With most soldiers these days equipped with helmet-mounted GoPro cameras, the Russo-Ukraine War has given average citizens the most realistic and unnerving look at war ever. 2000 Meters to Andriivka is mostly made up of a handful of soldiers from the 3rd Assault Brigade, fighting in a 2000 meter wide forest to reach the village of Andriivka. These scenes are interspersed with images of civilians, and of Chernov joining the brigade and watching the battle from afar. But the bulk of the documentary is combat footage, and it is harrowing.
I suppose a certain group of people would call this propaganda, but it’s not. It subtly states that Russia is in the wrong for invading, but that’s about as far as they go. It doesn’t glorify war, either, turning Ukrainian soldiers into defenders of the motherland or heroes. Instead, you see what life is like on the battlefield. In a word: hell. Explosions are constantly going off, the soldiers barely react when they hear the whistle of an artillery or mortar shell about to land. Gunfire bursts all over the place. Men toss grenades and demand that their enemy surrender.
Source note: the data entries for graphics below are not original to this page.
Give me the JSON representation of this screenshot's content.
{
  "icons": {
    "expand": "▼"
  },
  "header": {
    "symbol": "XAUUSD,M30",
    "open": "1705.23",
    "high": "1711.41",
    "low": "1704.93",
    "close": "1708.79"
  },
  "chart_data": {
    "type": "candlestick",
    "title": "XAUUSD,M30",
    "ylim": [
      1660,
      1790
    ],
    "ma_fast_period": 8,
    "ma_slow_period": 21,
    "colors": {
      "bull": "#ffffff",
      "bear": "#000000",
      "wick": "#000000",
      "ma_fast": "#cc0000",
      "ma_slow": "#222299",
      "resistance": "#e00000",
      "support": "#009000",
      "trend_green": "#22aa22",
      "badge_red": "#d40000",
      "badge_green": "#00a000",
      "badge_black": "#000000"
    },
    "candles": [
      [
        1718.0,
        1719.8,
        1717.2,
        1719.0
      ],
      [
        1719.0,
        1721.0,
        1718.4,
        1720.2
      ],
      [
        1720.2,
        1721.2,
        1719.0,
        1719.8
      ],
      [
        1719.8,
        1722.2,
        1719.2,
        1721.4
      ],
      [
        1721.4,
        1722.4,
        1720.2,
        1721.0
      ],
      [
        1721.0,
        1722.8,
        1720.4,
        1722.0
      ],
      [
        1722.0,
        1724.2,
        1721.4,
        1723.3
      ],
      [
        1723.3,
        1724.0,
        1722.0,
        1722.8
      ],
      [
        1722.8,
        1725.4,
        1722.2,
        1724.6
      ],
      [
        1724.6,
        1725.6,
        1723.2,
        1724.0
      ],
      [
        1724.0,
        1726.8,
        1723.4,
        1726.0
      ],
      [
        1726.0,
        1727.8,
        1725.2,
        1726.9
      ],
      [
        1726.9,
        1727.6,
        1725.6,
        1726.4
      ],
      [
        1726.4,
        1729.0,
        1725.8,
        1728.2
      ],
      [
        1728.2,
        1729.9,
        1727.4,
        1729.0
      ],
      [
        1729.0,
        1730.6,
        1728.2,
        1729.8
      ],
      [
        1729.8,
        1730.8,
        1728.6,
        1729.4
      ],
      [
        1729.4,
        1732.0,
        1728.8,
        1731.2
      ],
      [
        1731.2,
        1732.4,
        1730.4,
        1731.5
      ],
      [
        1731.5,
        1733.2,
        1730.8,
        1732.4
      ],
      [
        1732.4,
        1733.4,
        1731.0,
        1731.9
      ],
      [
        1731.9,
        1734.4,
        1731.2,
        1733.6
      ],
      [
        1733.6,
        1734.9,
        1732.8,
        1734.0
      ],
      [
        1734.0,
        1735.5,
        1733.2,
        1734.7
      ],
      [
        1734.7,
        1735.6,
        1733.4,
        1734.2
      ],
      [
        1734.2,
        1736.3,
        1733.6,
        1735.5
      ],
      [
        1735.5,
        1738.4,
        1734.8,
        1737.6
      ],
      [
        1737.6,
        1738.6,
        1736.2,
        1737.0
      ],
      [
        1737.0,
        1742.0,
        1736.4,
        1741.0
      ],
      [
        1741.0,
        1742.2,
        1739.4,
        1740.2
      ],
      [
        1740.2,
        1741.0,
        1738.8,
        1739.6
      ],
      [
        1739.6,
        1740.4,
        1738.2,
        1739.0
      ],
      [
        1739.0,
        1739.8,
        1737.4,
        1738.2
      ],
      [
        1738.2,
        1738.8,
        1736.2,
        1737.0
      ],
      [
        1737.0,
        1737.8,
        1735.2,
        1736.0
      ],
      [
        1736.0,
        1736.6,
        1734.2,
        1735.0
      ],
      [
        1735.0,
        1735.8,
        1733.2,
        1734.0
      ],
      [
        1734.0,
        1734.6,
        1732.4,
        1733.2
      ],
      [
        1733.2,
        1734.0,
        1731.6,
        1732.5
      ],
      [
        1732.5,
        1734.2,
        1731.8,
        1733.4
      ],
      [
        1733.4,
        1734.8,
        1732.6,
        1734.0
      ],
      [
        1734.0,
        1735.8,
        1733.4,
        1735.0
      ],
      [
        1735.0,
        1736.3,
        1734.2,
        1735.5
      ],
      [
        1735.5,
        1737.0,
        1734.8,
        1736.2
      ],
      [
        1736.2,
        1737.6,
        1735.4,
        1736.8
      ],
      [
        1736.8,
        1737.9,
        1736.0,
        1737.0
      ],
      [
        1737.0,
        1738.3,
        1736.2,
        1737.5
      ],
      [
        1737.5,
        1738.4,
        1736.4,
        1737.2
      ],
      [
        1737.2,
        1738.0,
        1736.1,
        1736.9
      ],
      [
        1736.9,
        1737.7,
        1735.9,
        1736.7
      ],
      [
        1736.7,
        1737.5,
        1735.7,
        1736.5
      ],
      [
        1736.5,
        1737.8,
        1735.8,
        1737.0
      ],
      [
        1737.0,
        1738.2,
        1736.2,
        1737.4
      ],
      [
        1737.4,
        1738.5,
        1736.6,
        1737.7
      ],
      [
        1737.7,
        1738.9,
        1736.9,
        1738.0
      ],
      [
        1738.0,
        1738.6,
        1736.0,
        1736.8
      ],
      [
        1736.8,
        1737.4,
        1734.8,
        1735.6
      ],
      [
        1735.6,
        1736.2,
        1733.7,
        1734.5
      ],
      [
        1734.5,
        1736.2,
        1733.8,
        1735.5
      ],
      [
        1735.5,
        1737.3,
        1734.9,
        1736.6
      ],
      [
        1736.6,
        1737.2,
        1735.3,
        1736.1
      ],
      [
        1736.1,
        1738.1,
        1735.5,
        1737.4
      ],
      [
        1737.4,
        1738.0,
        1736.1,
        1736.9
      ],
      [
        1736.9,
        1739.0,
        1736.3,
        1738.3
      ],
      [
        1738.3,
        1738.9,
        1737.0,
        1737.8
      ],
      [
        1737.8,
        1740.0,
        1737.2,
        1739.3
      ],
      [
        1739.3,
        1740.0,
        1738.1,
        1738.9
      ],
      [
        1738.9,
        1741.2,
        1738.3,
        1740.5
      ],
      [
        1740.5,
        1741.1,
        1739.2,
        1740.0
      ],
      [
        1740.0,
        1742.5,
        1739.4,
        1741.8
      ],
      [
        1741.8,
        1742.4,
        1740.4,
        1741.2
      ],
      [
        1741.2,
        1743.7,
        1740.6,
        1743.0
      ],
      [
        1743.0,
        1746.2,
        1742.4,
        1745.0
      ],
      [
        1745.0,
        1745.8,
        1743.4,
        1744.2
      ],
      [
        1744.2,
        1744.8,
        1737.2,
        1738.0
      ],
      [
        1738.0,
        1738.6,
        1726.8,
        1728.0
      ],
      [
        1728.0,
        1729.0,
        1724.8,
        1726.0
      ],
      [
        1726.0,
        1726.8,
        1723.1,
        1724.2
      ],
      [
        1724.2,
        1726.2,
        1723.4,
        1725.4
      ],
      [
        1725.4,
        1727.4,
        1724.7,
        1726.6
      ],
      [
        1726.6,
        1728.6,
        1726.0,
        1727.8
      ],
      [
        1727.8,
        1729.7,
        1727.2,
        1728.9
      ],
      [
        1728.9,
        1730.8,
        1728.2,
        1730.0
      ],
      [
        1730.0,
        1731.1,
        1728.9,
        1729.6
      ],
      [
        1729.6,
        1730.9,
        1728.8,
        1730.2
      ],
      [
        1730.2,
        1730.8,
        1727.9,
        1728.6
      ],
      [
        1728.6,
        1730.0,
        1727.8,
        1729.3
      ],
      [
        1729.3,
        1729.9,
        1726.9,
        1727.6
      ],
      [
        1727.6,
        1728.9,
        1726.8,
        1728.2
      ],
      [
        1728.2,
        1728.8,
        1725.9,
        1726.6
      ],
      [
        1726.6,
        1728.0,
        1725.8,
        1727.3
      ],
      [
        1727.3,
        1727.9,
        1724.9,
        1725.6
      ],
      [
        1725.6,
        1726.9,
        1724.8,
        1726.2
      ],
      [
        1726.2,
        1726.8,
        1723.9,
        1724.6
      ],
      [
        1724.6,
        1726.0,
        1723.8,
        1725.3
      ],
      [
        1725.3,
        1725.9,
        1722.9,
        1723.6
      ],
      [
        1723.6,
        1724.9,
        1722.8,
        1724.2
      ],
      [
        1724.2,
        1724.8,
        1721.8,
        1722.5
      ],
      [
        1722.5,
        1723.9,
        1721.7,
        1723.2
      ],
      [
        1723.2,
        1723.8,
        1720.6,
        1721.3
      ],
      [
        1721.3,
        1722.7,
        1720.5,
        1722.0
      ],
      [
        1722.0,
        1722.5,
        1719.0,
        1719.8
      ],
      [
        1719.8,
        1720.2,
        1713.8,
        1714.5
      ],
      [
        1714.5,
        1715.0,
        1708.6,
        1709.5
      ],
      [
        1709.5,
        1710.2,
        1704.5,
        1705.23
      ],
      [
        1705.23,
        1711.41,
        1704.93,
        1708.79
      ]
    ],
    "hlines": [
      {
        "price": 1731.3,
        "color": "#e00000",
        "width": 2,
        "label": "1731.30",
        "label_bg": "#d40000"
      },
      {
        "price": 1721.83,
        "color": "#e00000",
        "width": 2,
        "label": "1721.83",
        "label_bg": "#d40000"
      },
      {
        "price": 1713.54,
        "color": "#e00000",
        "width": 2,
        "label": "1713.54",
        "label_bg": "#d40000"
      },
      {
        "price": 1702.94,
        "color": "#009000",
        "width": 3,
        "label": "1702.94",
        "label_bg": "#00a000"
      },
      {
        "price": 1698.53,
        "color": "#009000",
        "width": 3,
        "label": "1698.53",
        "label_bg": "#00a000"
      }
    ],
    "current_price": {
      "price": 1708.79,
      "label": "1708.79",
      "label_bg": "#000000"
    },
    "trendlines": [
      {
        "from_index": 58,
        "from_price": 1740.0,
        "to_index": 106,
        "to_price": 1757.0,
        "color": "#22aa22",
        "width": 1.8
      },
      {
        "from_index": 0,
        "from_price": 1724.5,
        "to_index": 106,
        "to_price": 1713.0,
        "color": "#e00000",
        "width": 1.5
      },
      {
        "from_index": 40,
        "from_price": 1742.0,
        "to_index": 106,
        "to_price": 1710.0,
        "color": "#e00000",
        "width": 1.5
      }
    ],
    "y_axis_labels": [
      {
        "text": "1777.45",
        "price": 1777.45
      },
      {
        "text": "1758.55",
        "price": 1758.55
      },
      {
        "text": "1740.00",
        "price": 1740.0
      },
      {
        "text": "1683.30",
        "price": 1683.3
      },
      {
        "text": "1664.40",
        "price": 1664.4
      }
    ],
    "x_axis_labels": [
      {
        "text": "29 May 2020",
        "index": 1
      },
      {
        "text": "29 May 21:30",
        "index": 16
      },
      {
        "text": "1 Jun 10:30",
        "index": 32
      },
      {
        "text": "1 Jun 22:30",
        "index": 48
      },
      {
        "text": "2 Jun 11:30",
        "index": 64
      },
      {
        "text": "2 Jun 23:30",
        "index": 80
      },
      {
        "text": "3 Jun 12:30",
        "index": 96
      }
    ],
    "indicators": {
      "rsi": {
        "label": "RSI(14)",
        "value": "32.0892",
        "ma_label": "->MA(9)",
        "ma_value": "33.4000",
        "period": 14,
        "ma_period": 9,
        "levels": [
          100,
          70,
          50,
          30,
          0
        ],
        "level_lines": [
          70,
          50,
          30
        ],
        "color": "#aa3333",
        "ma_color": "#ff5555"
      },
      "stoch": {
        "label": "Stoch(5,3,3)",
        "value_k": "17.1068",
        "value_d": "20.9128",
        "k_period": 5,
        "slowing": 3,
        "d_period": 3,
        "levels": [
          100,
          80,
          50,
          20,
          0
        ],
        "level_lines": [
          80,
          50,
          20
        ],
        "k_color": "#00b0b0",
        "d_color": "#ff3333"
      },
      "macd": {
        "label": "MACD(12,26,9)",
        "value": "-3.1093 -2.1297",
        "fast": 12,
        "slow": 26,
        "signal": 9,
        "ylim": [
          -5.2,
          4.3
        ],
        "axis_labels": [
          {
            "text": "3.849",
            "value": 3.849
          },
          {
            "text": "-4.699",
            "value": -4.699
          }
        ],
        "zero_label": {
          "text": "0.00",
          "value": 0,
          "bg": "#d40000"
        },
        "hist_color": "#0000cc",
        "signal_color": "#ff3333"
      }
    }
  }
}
This is not a documentary for the faint of heart. You will see people die and dying. There are dead bodies on the ground, yes, but you will actually see people being shot to death. A Ukrainian commander is full of life one moment – barking orders, coordinating with his soldiers the next attack, asking who got hurt and if they’re okay – then he stands up, takes a few steps, and is gunned down, his body falling to the ground instantly, lifeless. We cut to the helmet camera of the man next to him, trying to figure out if he’s still alive or dead, advancing under a hail of gunfire to check on him, only to realize he’s dead, and having to call it in over the radio. He’s suddenly in charge of the attack.
But you’ll also see soldiers who clearly don’t want to be there. One man, a 46 year old grandfather who volunteered, at first asks not to be on camera because he doesn’t think he’s worthy. He says he’s no hero. We spend ten minutes talking to him in a dugout, more explosions ripping apart the trees in the background as they share a cigarette. He finally agrees to be on camera, and says he promised his wife he’d come home eventually. We’re then told he was killed five months later.
It’s scenes like these that make this the best documentary I’ve ever seen. A truly heartbreaking look at a stupid war, one that the world is determined to forgot. Yet with more and more wars starting all over the world in the last couple of years, these are scenes we are all going to become more and more accustomed to.